Untuk mencari apa yang paling penting dalam hidup. Roti dan makanan adalah
penting. Tetapi janganlah hidup untuk mencari makanan, tetapi makanlah untuk
hidup. Agar dapat menemukan sesuatu yang jauh lebih berharga.
Yesus menyayangkan motivasi mereka yang
mengikutiNya, bukan karena melihat tanda-tanda ajaib sehingga percaya kepada Yesus,
bahwa Ia adalah Putra Allah. Yang karena cinta Allah pada manusia diutus ke
dunia untuk menyelamatkan manusia. Maka kata Yesus, “bekerjalah bukan untuk
makanan yang dapat binasa, melainkan untuk makanan yang bertahan sampai kepada
kehidupan yang kekal. Yang akan diberikan Anak Manusia kepadamu”.

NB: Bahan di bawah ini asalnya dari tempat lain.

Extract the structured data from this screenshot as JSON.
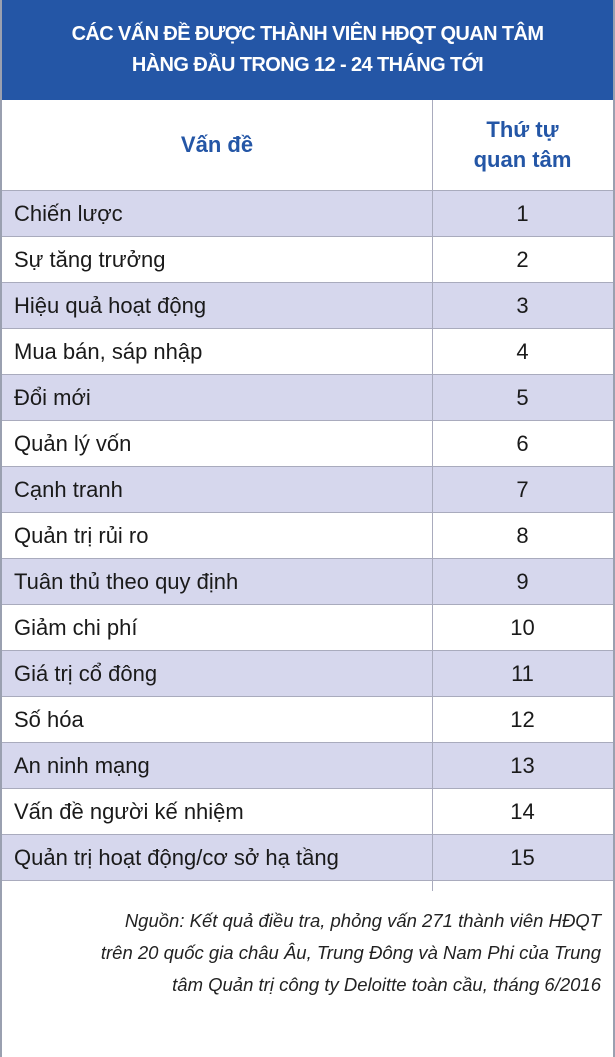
{
  "header": {
    "title_lines": [
      "CÁC VẤN ĐỀ ĐƯỢC THÀNH VIÊN HĐQT QUAN TÂM",
      "HÀNG ĐẦU TRONG 12 - 24 THÁNG TỚI"
    ]
  },
  "table": {
    "columns": [
      [
        "Vấn đề"
      ],
      [
        "Thứ tự",
        "quan tâm"
      ]
    ],
    "rows": [
      [
        "Chiến lược",
        1
      ],
      [
        "Sự tăng trưởng",
        2
      ],
      [
        "Hiệu quả hoạt động",
        3
      ],
      [
        "Mua bán, sáp nhập",
        4
      ],
      [
        "Đổi mới",
        5
      ],
      [
        "Quản lý vốn",
        6
      ],
      [
        "Cạnh tranh",
        7
      ],
      [
        "Quản trị rủi ro",
        8
      ],
      [
        "Tuân thủ theo quy định",
        9
      ],
      [
        "Giảm chi phí",
        10
      ],
      [
        "Giá trị cổ đông",
        11
      ],
      [
        "Số hóa",
        12
      ],
      [
        "An ninh mạng",
        13
      ],
      [
        "Vấn đề người kế nhiệm",
        14
      ],
      [
        "Quản trị hoạt động/cơ sở hạ tầng",
        15
      ]
    ]
  },
  "source": {
    "lines": [
      "Nguồn: Kết quả điều tra, phỏng vấn 271 thành viên HĐQT",
      "trên 20 quốc gia châu Âu, Trung Đông và Nam Phi của Trung",
      "tâm Quản trị công ty Deloitte toàn cầu, tháng 6/2016"
    ]
  }
}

Saudara saudari yang terkasih,
Stefanus adalah pengikut Kristus yang
tahu mana prioritasnya sebagai pengikut Kristus. Ia tahu apa yang paling
penting sebagai Pelayan dan Rasul. Ia hidup dalam Roh Kudus. Ia hidup dalam doa.
Ia melakukan karya yang dahulu dilakukan oleh Yesus. Ia mengajar para
pendengarnya, akan apa yang paling penting, yaitu bertobat dan percaya kepada Yesus.

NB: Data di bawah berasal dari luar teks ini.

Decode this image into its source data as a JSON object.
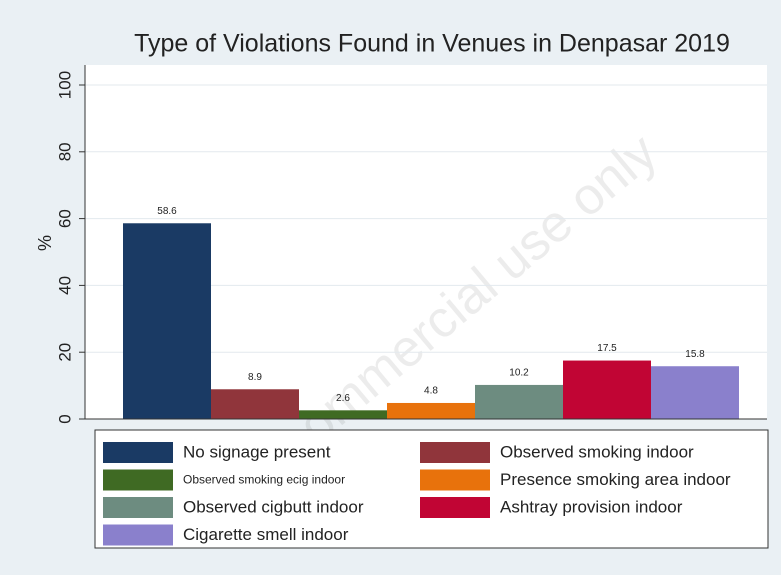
{
  "chart_data": {
    "type": "bar",
    "title": "Type of Violations Found in Venues in Denpasar 2019",
    "y_label": "%",
    "watermark": "commercial use only",
    "ylim": [
      0,
      100
    ],
    "yticks": [
      0,
      20,
      40,
      60,
      80,
      100
    ],
    "grid": true,
    "series": [
      {
        "name": "No signage present",
        "color": "#1a3a64",
        "values": [
          58.6
        ]
      },
      {
        "name": "Observed smoking indoor",
        "color": "#90353b",
        "values": [
          8.9
        ]
      },
      {
        "name": "Observed smoking ecig indoor",
        "color": "#3f6a23",
        "values": [
          2.6
        ]
      },
      {
        "name": "Presence smoking area indoor",
        "color": "#e8720c",
        "values": [
          4.8
        ]
      },
      {
        "name": "Observed cigbutt indoor",
        "color": "#6d8c80",
        "values": [
          10.2
        ]
      },
      {
        "name": "Ashtray provision indoor",
        "color": "#c10534",
        "values": [
          17.5
        ]
      },
      {
        "name": "Cigarette smell indoor",
        "color": "#8a80cc",
        "values": [
          15.8
        ]
      }
    ]
  }
}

Tetapi ia ditolak, sekalipun resiko hidupnya melayan, tapi ia tetap
melaksanakan apa yang menjadi prioritas dalam hidupnya, sehingga ia mengalami
rahmat, wajahnya pun seperti malaikat.
Saudara saudari yang terkasih,
dalam 24 jam sehari, kesibukan apa yang
paling banyak kita lakukan? Duduk. Apakah kesibukan tersebut mengantar kita
kepada apa yang sungguh kita kejar, kebahagiaan, kedamaian, sukacita? Jangan
sampai kita bekerja keras dan bergaul luas, tetapi tak mengalami sesuatu yang berarti,
yang sungguh kita cari. Tetapi tak mengalami apa yang sungguh kita rindukan. Malah
mengalami diri sepi sendiri, sekalipun ada dalam kerumunan, ada dalam
kebersamaan dengan orang banyak. Itulah orang yang sibuk dengan pekerjaan dan
mabuk dengan pergaulan, tetapi tanpa berakar pada relasi Tuhan yang kekal dan
tak berubah. Kesibukan apa yang sekarang kita lakukan pada masa pandemik ini? Apa
yang sesungguhnya kita cari? Yang paling menyelamatkan. Yang menjadi prioritas
dalam hidup kita, bukan sekedar menyenangkan tetapi sungguh menyelamatkan. Saat
berada dan bekerja dari rumah adalah kesempatan rahmat untuk merenungkan lagi, apa
yang paling penting bagi hidup kita, yang tanpanya habislah hidup kita.